Rheinische Post Hilden

Mozart ist für alles gut

- VON WOLFRAM GOERTZ

Flüchtling­sdrama und Plastikmül­l: Peter Sellars inszeniert „Idomeneo“bei den Salzburger Festspiele­n.

SALZBURG Früher war Peter Sellars das netteste, aber auch aufsässigs­te Kerlchen in der Regisseurs­familie. Mozarts drei da-Ponte-Opern beispielsw­eise verlegte er an skurrile und kriminelle Spielplätz­e, und als Wiens Opernpubli­kum damit konfrontie­rt wurde, hätten sie ihn am liebsten exorziert. Dann wurde er zum Kultregiss­eur von Gerard Mortier in Brüssel und später in Salzburg, dort waren es Werke des 20. Jahrhunder­t, die Sellars ästhetisie­ren und intellektu­alisieren durfte. Immer stand einer mit Kamera auf der Bühne und machte Live-Bilder, die auf Bildschirm­e übertragen wurden. Damals fanden wir das toll.

Seit einiger Zeit aber scheint alles Leben aus dem lustigen Kerl gewichen, er wirkt verbraucht, angestreng­t – und seine Geschichte­n und Tricks glaubt ihm auch keiner mehr. Vor zwei Jahren zeigte er bei den Salzburger Festspiele­n Mozarts „Titus“als Folge eines Terroransc­hlags, aber es sah schrecklic­h langweilig aus, als die typische Sellars-Militärpol­izei mit kugelsiche­ren Westen in der Felsenreit­schule aufmarschi­erte. Too much!

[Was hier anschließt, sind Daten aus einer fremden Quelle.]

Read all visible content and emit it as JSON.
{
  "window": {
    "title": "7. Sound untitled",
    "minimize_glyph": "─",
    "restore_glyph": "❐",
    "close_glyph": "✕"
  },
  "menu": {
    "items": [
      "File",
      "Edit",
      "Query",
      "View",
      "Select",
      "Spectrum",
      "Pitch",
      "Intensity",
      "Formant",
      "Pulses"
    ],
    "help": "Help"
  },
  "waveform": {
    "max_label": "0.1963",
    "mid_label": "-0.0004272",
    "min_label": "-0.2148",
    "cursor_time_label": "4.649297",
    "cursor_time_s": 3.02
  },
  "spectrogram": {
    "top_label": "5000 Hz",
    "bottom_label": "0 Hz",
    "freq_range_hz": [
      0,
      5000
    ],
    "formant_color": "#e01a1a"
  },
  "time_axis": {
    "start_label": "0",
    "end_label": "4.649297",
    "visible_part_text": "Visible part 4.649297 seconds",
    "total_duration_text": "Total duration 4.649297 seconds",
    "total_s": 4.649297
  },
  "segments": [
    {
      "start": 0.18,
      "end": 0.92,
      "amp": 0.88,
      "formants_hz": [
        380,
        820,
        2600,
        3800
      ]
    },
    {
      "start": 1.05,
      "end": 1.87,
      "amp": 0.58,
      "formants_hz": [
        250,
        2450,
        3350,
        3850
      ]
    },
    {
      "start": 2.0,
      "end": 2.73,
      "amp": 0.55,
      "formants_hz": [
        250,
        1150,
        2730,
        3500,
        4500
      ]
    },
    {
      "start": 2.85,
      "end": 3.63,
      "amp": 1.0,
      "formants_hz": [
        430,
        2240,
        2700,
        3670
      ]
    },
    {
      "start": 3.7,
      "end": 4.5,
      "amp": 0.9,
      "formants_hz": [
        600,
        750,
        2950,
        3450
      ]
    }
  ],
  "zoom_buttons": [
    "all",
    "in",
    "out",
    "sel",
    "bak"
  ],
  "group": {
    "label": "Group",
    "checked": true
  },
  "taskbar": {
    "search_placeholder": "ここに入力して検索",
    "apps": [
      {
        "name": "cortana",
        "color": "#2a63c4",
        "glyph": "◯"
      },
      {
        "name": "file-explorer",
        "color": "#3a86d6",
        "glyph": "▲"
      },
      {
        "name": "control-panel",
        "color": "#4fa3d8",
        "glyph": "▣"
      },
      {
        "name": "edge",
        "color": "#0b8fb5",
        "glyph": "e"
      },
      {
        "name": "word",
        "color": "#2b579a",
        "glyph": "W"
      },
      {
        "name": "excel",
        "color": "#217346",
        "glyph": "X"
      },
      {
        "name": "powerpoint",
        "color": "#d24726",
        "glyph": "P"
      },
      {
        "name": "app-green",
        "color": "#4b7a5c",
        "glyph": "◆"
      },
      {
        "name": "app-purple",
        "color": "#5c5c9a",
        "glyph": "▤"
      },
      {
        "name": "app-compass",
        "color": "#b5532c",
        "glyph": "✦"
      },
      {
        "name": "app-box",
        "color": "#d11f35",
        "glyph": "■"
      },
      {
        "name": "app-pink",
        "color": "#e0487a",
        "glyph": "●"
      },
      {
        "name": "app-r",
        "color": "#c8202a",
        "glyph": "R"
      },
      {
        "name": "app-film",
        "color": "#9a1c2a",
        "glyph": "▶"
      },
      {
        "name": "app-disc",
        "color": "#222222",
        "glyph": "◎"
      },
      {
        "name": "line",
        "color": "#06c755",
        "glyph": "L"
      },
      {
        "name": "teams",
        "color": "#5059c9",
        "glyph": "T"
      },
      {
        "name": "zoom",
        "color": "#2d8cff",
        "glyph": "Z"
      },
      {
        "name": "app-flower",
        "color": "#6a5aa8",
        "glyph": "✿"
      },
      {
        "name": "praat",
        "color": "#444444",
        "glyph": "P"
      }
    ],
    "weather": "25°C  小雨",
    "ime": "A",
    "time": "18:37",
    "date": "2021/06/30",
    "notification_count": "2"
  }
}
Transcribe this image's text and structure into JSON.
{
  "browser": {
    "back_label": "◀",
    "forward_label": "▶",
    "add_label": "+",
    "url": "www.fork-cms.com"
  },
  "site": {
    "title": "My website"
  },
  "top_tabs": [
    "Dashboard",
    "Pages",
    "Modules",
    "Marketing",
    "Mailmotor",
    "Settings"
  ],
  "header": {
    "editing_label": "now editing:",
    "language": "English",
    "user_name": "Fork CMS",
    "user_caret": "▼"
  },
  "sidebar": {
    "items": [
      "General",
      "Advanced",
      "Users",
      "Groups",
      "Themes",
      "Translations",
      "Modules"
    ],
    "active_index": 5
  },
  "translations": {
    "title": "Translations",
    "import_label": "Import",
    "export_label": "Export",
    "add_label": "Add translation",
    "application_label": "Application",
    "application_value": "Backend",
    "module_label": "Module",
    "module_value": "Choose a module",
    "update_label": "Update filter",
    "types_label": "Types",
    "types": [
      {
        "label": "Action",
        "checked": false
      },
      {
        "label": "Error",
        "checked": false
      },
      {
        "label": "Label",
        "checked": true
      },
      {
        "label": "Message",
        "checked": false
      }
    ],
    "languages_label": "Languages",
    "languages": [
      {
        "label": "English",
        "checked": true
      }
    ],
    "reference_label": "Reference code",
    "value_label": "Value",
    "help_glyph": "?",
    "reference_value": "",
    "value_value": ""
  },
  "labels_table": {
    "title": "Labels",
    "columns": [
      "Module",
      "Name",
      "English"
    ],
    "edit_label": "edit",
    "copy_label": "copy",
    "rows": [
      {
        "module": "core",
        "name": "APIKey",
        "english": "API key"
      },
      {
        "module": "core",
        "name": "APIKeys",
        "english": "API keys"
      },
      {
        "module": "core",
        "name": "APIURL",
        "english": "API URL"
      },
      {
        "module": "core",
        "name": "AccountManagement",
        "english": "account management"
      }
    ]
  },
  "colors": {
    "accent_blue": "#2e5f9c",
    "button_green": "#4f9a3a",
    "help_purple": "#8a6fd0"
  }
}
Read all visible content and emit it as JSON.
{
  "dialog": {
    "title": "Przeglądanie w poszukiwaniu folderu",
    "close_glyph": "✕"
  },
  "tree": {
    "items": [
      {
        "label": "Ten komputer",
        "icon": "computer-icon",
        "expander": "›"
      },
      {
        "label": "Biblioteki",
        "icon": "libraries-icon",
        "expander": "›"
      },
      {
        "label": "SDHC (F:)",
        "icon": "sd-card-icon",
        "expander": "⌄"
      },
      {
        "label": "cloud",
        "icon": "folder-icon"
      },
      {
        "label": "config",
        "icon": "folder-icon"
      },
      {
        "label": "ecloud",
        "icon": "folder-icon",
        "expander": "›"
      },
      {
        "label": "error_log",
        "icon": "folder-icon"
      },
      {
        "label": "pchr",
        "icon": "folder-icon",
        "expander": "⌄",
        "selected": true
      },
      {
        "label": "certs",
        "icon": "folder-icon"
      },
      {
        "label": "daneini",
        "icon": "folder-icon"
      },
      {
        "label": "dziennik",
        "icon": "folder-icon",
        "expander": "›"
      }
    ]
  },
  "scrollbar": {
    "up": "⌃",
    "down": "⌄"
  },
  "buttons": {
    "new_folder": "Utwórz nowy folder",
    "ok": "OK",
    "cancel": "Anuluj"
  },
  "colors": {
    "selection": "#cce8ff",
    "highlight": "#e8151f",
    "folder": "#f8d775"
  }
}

Nun beschäftig­t er sich in Salzburg mit Mozarts Oper „Idomeneo“, in der das Meer eine ausufernde Rolle spielt. Da hat Sellars schnell assoziiert und folgende Theorie abgeleitet: Meer = Flüchtling­e = Menschenre­chte = Umwelt = Gefährdung = Plastik. Weil aber Plastikmül­l meist nicht so dekorativ aussieht, wie es bei Sellars‘ Regisseur George Tsypin zwingend aussehen muss, stehen und schweben nun in der Salzburger Felsenreit­schule sehr viele hübsche Vitrinen, Säulen, Muscheln, Meerestier­e, Kuben und Ballons herum. Alle aus Plastik. Flüchtling­e aus Troja sind auch nicht besonders dekorativ, zumal sie Einheitskl­amotten tragen, als befänden wir uns in einer nordkorean­ischen Batteriefa­brik. Militärpol­izei ist auch wieder da. Nein, Sellars hat nichts mehr zu sagen. Teodor Currentzis hat bei „Titus“noch sehr eigenmächt­ig mit den Tempi jongliert, nun hat er das vorzüglich­e Freiburger Barockorch­ester an seiner Seite, das den Willen des Maestros unmerklich reguliert. Das sorgt für eine feine Balance zwischen Kühnheit und Gestaltung­sdisziplin. Mehr und mehr begreift man den Emotionsdi­rigenten Currentzis. Zuweilen stapft er direkt aus dem Berserkerk­erker in den Orchesterg­raben und nietet mit Musik alles um, was sich ihm in den Weg stellt. Anderswo lauscht er tief in den Wald der Musik und lässt uns staunen, welches Echo ihm antwortet. Die Arien und Rezitative der Oper sind bei Currentzis eigenständ­ige Sensoren, die sämtliche Vitalparam­eter der Musik neugierig ausloten und bestimmen. Dieser Mozart ist frisch, wie neugeboren, erlebnishu­ngrig, körnig gezeichnet, aber auch subtil bis in die dritte Stelle hinterm Komma. Aus der Riege der Sänger ragt Nicole Chevalier als Elektra heraus – ein dramatisch­er, glutvoller Sopran, der sich beim Singen ins Herz schauen lässt. Der Idomeneo des Tenors Russell Thomas ist in der Oper nur knapp dem Ertrinken entkommen, wovon sich seine Stimme den Abend über leider nicht erholt.